Макс моментально прочел и присвистнул.

– Что скажешь? – спросила я. – Есть какие-то идеи?

– Идея только одна: как можно скорей найти этого грузина, – не задумываясь, сказал Лаптев. – Ты хоть что-то конкретное про него знаешь? Окрошкин пишет, что он недавно продал свой бизнес и переехал. Случаем, не обратно в Грузию? Если нам придется ехать на Кавказ, будет трудно. У нашего Управления с грузинской СБ все контакты на точке замерзания. Вот, по-моему, главная проблема.

– Чепуха это, а не проблема, – отмахнулась я. – Ни в какие горы нам не надо. Ехать нам отсюда до места минут двадцать. Сорок от силы, если будут пробки на всех дорогах. Грузина-то я, дорогой Макс, как раз знаю, и бизнес его нынешний я знаю. Он из московских кавказцев, как Булат Окуджава. И переехал он в пределах все той же Москвы… Так что я, Макс, про другое все пытаюсь тебе сказать. Вот здесь, во втором от конца абзаце Окрошкин пишет, что мы уже были не первые, кто недавно спрашивал его про книгу. Мы – не первые! Понимаешь? Это важно. Кто-то приходил к нему до нас с тем же вопросом. Но кто? Те нацисты, которые догоняли Кунце? С чего они взяли, что Адам Васильевич может что-нибудь знать о книге Парацельса?

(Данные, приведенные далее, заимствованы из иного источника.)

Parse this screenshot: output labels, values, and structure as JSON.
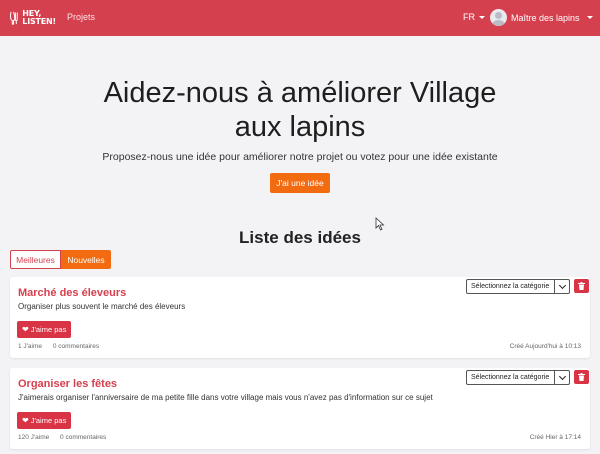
{
  "navbar": {
    "logo_line1": "HEY,",
    "logo_line2": "LISTEN!",
    "projects": "Projets",
    "language": "FR",
    "user_name": "Maître des lapins",
    "bg_color": "#d5404f"
  },
  "hero": {
    "title": "Aidez-nous à améliorer Village aux lapins",
    "subtitle": "Proposez-nous une idée pour améliorer notre projet ou votez pour une idée existante",
    "idea_button": "J'ai une idée",
    "accent_color": "#f36b10"
  },
  "list": {
    "title": "Liste des idées",
    "tabs": [
      {
        "label": "Meilleures",
        "active": false
      },
      {
        "label": "Nouvelles",
        "active": true
      }
    ]
  },
  "ideas": [
    {
      "title": "Marché des éleveurs",
      "description": "Organiser plus souvent le marché des éleveurs",
      "dislike_label": "J'aime pas",
      "likes": "1 J'aime",
      "comments": "0 commentaires",
      "created": "Créé Aujourd'hui à 10:13",
      "category_select": "Sélectionnez la catégorie"
    },
    {
      "title": "Organiser les fêtes",
      "description": "J'aimerais organiser l'anniversaire de ma petite fille dans votre village mais vous n'avez pas d'information sur ce sujet",
      "dislike_label": "J'aime pas",
      "likes": "120 J'aime",
      "comments": "0 commentaires",
      "created": "Créé Hier à 17:14",
      "category_select": "Sélectionnez la catégorie"
    }
  ],
  "icons": [
    "logo-icon",
    "chevron-down-icon",
    "avatar-icon",
    "broken-heart-icon",
    "trash-icon",
    "mouse-cursor-icon"
  ]
}
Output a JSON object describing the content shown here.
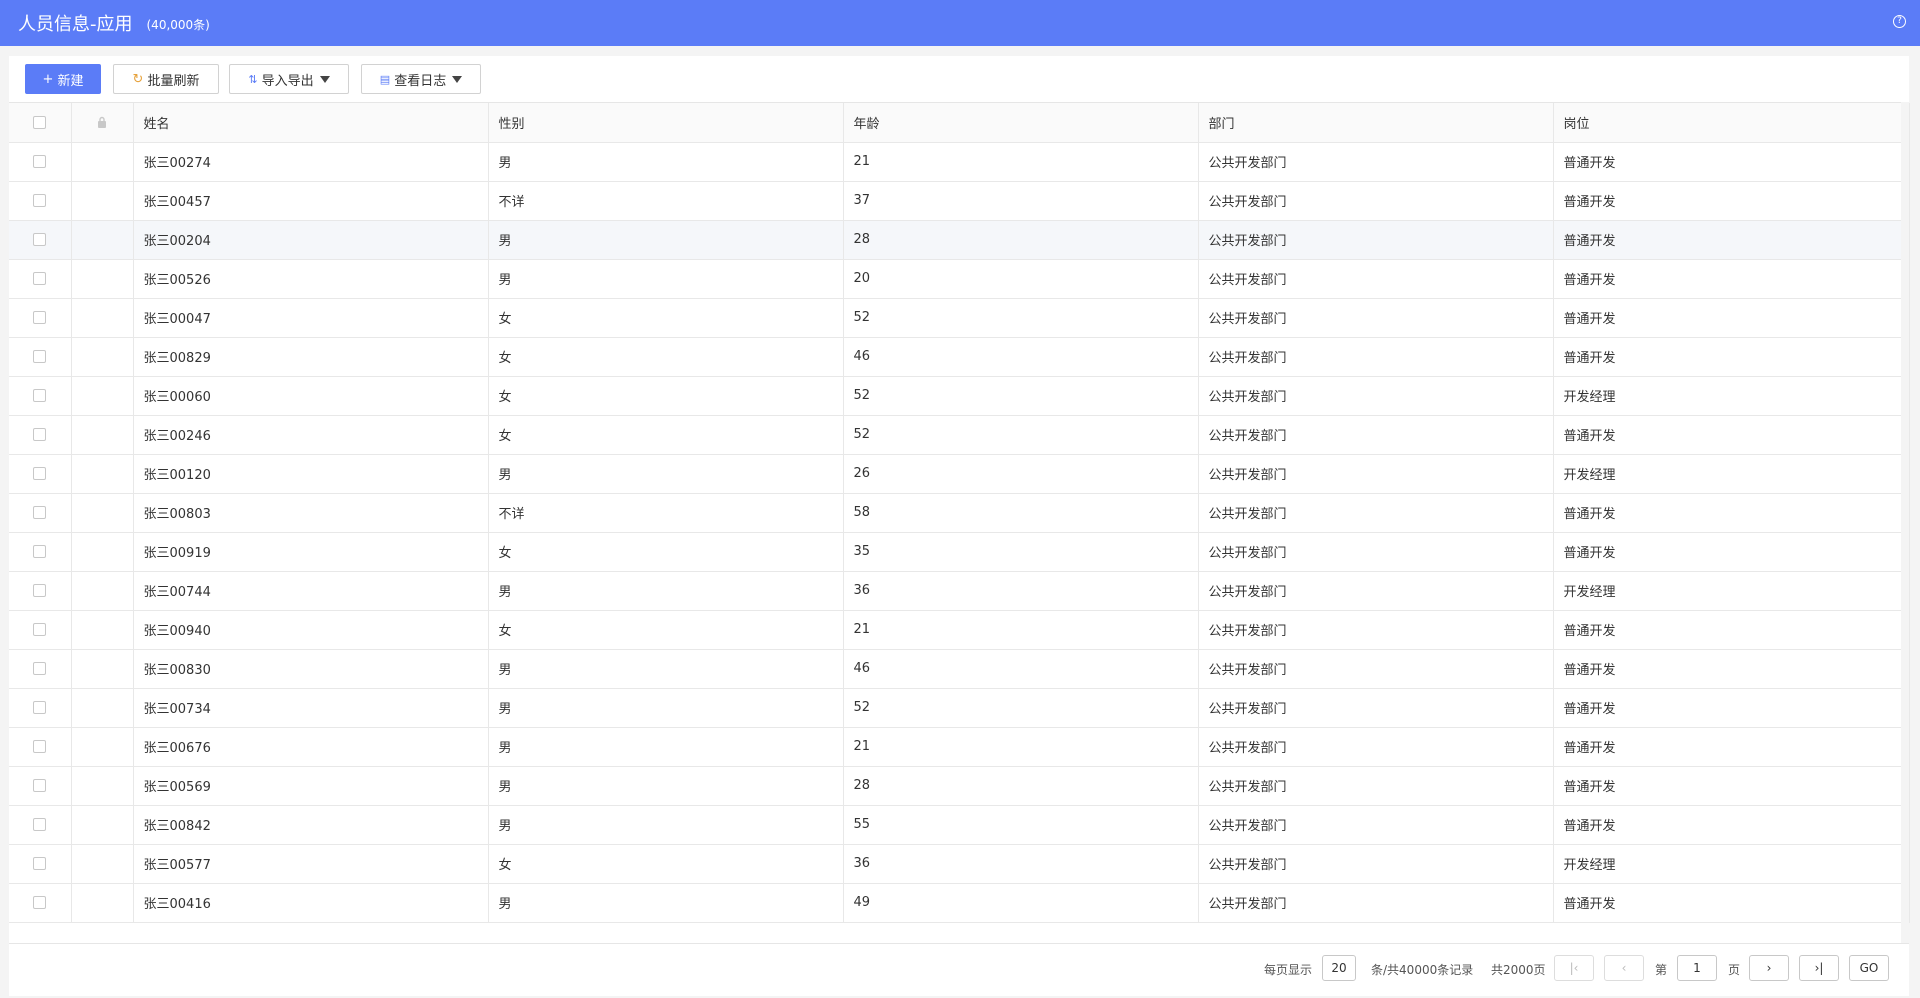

Макс, избавленный от поездки в Грузию, сразу приободрился.

– Адама Васильевича вычислить несложно, – заметил он. – Для этого не надо быть Шерлоком. Тебе самой известно, что в Москве знатоки древней кулинарии наперечет, и сверхавторитетный из них – он один и есть. Стоит задать поиск в Интернете, как фамилия «Окрошкин» тут же вылезет наружу. Мы с тобой с самого начала к кому поехали? К нему. И как видишь, оказались не первыми…

Лаптев был прав: великий теоретик еды Адам Окрошкин для Москвы и вообще для России – фигура уникальная. Даже странно, что он раньше как-то ухитрялся уцелеть. Редко у нас встречаются светлые головы, по которым хоть кто-то когда-то не попытался бы тюкнуть.

– Мы были не первыми. И не последними, – уточнила я. – После нас явились те скоты, которые довели его до больничной койки.

– И, сдается мне, – подумав, добавил Макс, – ничего у них все равно не вышло. Вряд ли такого, как Окрошкин, можно уломать или к чему-то принудить. Мне кажется, не из тех он людей.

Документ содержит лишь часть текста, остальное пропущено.